Wednesday 11 December 2013

b.Passion Business I - Taste

The last part is here:   Passion Business I - Great Wine Fermentation 

It's been a while since I last wrote about wine-making.

Here is my pigeon account:

Most people in the wine-making industry would like to mystify the wine-making process. Once upon a time, I crapped up tens of thousands of dollars to get a gal to concoct the best wine for me. Fuck her! All my money were wasted.

Wine-making is actually very simple. If you study the wine scientifically, you would realise that only about 11%-17% are alcohol, the rest (which is actually the majority) is still very much fruit juice. Therefore, to start the wine-making, one must have the most tasty fruit juice to start.

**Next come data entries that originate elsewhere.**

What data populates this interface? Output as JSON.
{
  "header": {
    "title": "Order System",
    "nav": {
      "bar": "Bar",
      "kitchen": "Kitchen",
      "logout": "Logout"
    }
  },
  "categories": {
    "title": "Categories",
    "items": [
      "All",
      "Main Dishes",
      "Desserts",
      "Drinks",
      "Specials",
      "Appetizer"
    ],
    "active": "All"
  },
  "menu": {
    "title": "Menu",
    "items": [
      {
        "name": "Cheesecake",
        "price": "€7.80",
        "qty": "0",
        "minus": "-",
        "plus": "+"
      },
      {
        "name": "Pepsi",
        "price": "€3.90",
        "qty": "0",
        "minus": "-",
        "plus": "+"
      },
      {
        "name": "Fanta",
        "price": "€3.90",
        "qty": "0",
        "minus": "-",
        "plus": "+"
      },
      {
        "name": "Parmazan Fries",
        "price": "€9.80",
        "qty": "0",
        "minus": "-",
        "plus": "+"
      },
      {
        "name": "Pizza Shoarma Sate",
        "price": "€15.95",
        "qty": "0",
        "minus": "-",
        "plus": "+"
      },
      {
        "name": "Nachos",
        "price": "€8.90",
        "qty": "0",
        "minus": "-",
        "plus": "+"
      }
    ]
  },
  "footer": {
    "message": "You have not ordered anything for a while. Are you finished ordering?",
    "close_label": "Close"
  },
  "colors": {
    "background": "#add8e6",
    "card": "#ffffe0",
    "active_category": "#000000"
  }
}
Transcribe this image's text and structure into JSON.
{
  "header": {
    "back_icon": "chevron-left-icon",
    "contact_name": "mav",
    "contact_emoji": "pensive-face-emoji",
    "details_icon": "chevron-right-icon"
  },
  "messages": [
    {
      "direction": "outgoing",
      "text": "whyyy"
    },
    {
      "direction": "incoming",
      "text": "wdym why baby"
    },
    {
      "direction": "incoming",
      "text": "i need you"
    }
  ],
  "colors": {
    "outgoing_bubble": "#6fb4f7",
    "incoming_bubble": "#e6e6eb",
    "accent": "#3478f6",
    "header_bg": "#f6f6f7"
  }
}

So the most tasty fruit juice must come from fruits that are sun-ripened, i.e., the best fruits must be naturally sweet while it is still on the tree. Most fruits in the markets are plucked well before they are ripened. Hence, they are not sweet and only marginally sweeter after a few days; the fruits are ripened artificially using funny methods, such as putting in rice sacks and so on. Hence, the first step is to collect sun-ripened fruits.

Once juiced, the must may be very nice and very tastefully sweet. But, this will still make very bad wine. The must must have a certain level of acidity, i.e., sour. That is why lemon juice when nicely sweetened is one of the hot ladies' favourite. At this point, it is important that you let a few gals to taste the must. They would always like a hint of sour-ness.

Water is always an enemy to the wine-making. Use pure spring water if you can. Notice the fucking hawkers will always add syrupy water to buffer their fruit juice and they taste horrible. Hence, never add water to the must if at all possible.

Even if the must tastes sweet, it is still not enough to start the fermentation and not be poisonous. The yeast must take control of the must. Any wrong conditions, the bad bacteria or other organisms will take over and you would be out of business quite soon. Sugar has to be added. Make sure the sugar is of the highest quality and dissolve quickly.

The next step is to add the yeast. There are too many yeast species. Hence, learn to find the right ones by playing god. This is a trade-secret and shall remained so.

The rest of the additives are also trade secrets.

So please don't mystify wine-making. It is actually quite simple to make a decent wine. But, wine with character is a different kettle. This type of wine needs great experimentation.

The other important factor is aging. Any brandless wine when aged correctly will taste like nectar, i.e., (in Greek and Roman mythology) the drink of the gods.